Мои мысли начинают проясняться, и я сознаю, насколько я был неразумным, недооценивая зависть придворных. Я обрел слишком большое влияние? Стал неосмотрительным? Вышел за рамки дозволенного мне? Наверное, все вместе. Я всегда радовался успеху других, когда он был заслужен. Каким же глупцом я был, полагая, что и другие люди так же воспринимают чужие успехи!
Когда же придворным захотелось избавиться от меня? Когда я был назначен управляющим парижского Монетного двора? Или когда я стал королевским казначеем? А может, когда король пожаловал мне и моим родным дворянство? Неужели этих двух мелких придворных, выдвинувших против меня обвинение в убийстве, подговорили на это другие?
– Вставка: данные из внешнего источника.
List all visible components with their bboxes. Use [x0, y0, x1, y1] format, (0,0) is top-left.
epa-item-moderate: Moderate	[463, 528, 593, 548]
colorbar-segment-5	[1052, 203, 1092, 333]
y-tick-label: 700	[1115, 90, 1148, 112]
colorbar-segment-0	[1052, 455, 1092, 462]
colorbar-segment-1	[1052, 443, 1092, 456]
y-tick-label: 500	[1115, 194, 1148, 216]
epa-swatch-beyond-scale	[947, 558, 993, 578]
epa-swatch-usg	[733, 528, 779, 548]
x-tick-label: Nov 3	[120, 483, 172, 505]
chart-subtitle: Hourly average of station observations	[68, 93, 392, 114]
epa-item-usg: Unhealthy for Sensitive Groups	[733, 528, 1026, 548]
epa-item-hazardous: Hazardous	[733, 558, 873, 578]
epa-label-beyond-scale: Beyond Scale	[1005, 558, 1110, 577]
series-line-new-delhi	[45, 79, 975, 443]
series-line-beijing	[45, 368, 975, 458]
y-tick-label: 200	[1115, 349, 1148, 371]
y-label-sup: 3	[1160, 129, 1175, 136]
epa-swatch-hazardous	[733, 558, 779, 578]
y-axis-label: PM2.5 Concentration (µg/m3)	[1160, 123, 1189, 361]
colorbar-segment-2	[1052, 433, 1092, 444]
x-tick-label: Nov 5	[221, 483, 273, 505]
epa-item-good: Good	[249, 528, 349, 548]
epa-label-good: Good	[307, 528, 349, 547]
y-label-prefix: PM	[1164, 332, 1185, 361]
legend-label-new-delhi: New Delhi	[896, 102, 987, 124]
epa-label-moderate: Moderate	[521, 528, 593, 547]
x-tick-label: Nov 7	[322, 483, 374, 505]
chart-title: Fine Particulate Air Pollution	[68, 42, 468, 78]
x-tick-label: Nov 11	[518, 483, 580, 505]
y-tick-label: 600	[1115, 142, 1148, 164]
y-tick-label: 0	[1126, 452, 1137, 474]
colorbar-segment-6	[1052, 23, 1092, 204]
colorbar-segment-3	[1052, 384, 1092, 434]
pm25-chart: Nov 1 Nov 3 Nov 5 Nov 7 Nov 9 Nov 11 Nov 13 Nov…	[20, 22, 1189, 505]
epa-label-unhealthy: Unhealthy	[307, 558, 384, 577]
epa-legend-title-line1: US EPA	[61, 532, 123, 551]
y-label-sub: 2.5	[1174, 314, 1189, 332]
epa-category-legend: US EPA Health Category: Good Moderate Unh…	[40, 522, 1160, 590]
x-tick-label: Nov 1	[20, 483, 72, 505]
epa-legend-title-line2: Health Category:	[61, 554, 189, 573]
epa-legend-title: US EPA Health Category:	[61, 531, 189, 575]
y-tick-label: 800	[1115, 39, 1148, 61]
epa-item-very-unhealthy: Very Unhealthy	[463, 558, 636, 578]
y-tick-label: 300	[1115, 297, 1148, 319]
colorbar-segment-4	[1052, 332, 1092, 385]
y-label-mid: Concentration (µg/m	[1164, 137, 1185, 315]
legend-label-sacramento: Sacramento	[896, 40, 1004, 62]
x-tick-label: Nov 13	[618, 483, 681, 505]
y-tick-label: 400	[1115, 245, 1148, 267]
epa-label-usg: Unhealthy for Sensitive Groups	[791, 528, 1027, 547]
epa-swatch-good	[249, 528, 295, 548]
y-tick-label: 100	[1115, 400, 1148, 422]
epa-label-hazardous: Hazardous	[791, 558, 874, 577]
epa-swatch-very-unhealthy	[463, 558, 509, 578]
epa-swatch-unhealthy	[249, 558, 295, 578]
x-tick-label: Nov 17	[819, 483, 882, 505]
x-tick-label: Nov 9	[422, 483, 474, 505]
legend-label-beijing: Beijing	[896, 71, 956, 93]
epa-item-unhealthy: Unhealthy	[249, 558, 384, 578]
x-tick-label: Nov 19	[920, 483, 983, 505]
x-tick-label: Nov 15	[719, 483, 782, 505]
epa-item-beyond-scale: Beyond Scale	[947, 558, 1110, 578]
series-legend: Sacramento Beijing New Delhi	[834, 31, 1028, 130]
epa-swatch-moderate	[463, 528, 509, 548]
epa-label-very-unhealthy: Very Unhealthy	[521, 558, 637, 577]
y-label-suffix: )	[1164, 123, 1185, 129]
У меня много времени поразмышлять обо всем этом – все дни и недели, пока меня держат в темнице. Но могу ли я мыслить ясно? Сейчас меня кормят немного лучше и дают свечи и писчие принадлежности. И даже принесли мне в комнату что-то наподобие тюфяка. Я измерил свою темницу – двенадцать шагов по одной стене и семь по другой. Большое окно зарешечено и закрыто ставнями. Но какой-то воздух все-таки проникает внутрь, и ночами бывает довольно холодно. Вчера мне выдали одеяло.
Да, думаю, мои рассуждения здравы, невзирая на мои обстоятельства. Я веду записи, но не могу сказать, когда за окном день, а когда ночь. Я засыпаю, когда меня одолевает усталость. И мне слышен бой башенных часов.